- Interactive map of V. R. Kota
- Country: India
- State: Andhra Pradesh
- District: Nellore
- Mandal: Lingasamudram

Population (2011)
- • Total: 2,715

Languages
- • Official: Telugu
- Time zone: UTC+5:30 (IST)
- PIN: 523113
- Telephone code: 08599
- Vehicle registration: AP 27

= V. R. Kota =

Veera Raaghavuni Kota, commonly shortened to V. R. Kota, is one of the major villages in Lingasamudram Mandal in Nellore District in the Coastal Andhra Region of Andhra Pradesh, India.

==Location==
The village is in a river valley and has an anicut for irrigation. It is served by Ongole railway station, a major station on the Chennai-Howrah Railway Route.

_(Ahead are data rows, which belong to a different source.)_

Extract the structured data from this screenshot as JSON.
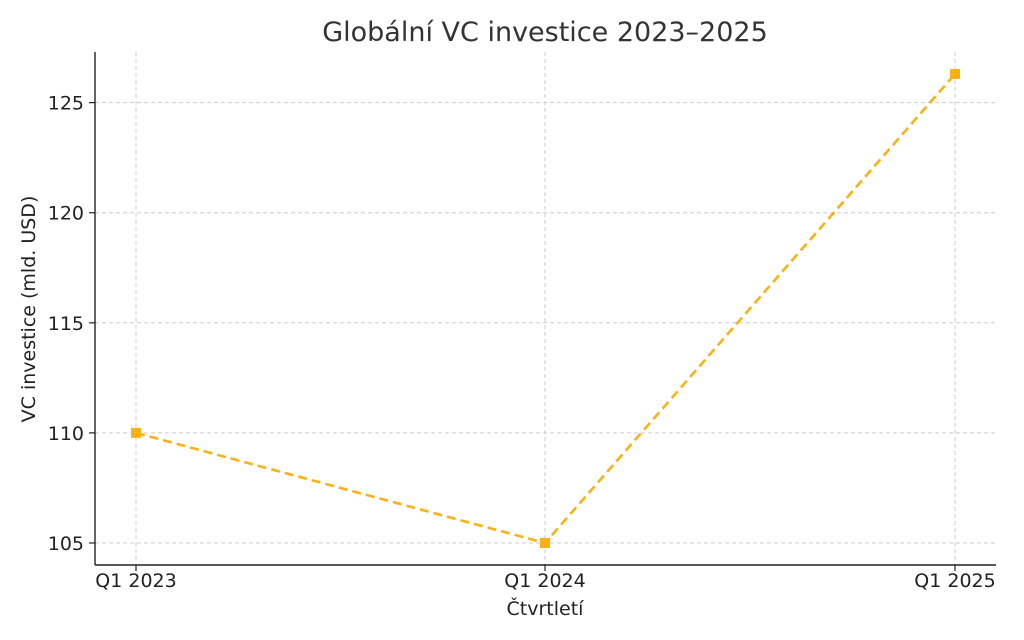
{
  "chart_data": {
    "type": "line",
    "title": "Globální VC investice 2023–2025",
    "xlabel": "Čtvrtletí",
    "ylabel": "VC investice (mld. USD)",
    "categories": [
      "Q1 2023",
      "Q1 2024",
      "Q1 2025"
    ],
    "series": [
      {
        "values": [
          110,
          105,
          126.3
        ],
        "color": "#FBB116",
        "line_style": "dashed",
        "marker": "square"
      }
    ],
    "yticks": [
      105,
      110,
      115,
      120,
      125
    ],
    "ylim": [
      104,
      127.3
    ],
    "grid": true
  }
}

The village is major Grama Panchayat in Lingasamudram Mandal. Nearest Town is Kandukur, which is about 22 kms from the village. Nearest railway station is Singarayakonda, which is about 36 kms from the village.
Nearest Airports are Vijayawada and Tirupathi, which are nearly the same distance about 230 kms from the village.

==Agriculture==
Buffalo and cattle are kept in the village.
tobacco, bengal gram and black gram.

==Culture==

The 500 year old Sivalayam is a famous temple near a river tributary.

In the month of October, 2021 the villagers celebrated the function of "Grama Garbha Puna Sthapitham", more commonly known as "Grama Boddu Raayi Pooja".

==Amenities==
The village has schools including a high school. It also has banking facilities and a health centre.